Cet affichage volontariste au profit des lieux off a été appuyé par un effort budgétaire en 2002 de 1,6 millions d’euros sous forme de subventions aux acteurs et à la mise à disposition de lieux désaffectés68, mais ne sera pas reconduit les années suivantes. En fait, la dynamique insufflée par M. Duffour s’est vite essoufflée. A l’issu de ce colloque, une cellule interministérielle, dirigée par Jean Digne, avait été créée au sein de l’Institut des Villes. Ce Groupement d’Intérêt Public, créé sous le gouvernement Jospin et présidé par Edmond Hervé (maire PS de Rennes), conçu comme une plateforme de réflexion et de soutien aux collectivités, est aujourd’hui moribond, faute de moyens, de projet et de soutien politique.
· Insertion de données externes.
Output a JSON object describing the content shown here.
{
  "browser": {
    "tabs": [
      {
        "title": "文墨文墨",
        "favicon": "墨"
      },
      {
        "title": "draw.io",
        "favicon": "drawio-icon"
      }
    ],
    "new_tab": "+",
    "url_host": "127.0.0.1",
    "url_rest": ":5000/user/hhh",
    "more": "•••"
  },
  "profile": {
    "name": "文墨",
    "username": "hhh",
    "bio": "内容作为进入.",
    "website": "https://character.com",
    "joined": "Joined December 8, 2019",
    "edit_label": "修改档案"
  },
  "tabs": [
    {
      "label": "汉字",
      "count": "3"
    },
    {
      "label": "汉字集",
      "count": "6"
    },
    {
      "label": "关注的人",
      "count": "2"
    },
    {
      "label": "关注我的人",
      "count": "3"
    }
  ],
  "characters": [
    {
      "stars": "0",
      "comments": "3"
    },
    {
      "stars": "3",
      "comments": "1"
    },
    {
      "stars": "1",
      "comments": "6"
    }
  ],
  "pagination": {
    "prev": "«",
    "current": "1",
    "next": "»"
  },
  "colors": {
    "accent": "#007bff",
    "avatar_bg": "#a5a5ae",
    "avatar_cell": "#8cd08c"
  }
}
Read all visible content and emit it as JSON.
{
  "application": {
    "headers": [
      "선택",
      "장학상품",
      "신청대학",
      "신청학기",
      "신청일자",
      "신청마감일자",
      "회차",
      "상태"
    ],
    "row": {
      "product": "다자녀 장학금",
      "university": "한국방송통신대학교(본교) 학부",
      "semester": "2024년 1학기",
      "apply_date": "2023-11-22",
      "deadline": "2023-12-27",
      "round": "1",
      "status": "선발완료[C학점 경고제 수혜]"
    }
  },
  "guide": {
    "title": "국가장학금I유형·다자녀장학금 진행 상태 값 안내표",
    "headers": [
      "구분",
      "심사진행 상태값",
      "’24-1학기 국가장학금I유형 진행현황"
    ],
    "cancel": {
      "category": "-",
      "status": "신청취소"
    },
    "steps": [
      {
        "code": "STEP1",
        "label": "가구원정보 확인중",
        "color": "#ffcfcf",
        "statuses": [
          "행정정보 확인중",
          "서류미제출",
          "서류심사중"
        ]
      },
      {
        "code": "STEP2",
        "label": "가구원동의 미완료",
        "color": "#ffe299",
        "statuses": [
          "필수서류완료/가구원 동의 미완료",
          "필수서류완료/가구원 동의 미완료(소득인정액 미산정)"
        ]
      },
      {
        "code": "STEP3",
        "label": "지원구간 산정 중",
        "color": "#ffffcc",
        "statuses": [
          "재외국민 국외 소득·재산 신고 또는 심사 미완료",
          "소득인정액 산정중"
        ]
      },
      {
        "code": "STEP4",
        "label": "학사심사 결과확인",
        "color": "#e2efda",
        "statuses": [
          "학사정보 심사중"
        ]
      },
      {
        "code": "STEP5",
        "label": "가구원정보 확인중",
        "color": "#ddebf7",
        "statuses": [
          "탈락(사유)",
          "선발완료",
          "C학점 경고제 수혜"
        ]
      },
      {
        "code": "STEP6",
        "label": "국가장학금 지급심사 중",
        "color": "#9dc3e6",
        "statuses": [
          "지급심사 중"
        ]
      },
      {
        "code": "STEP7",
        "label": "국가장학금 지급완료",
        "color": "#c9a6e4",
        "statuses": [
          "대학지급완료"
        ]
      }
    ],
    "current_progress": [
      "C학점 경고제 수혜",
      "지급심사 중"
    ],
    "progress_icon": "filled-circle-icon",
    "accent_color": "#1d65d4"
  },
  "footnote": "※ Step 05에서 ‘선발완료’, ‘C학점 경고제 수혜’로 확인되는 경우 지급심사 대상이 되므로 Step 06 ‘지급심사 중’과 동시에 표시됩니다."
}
Surtout, l’alternance politique en 2002 a entraîné une réorientation des priorités du Ministère, qui aujourd’hui s’embourbe sur la question des intermittents.

Cette prise de conscience des problèmes posés (relance de la création, financement, gestion des friches,…) par les nouveaux lieux culturels off s’inscrit donc dans le cadre plus global de la réforme de l’Etat, et exprime le besoin d’expérimentation locale de nouvelles politiques publiques. Ce credo sera repris par le gouvernement suivant (de droite), par la création notamment d’un Secrétariat d’Etat aux Libertés Locales ; toutefois, ces réflexions sur ces nouveaux lieux culturels ne seront pas suivies d’actions de la part du Ministère de la Culture.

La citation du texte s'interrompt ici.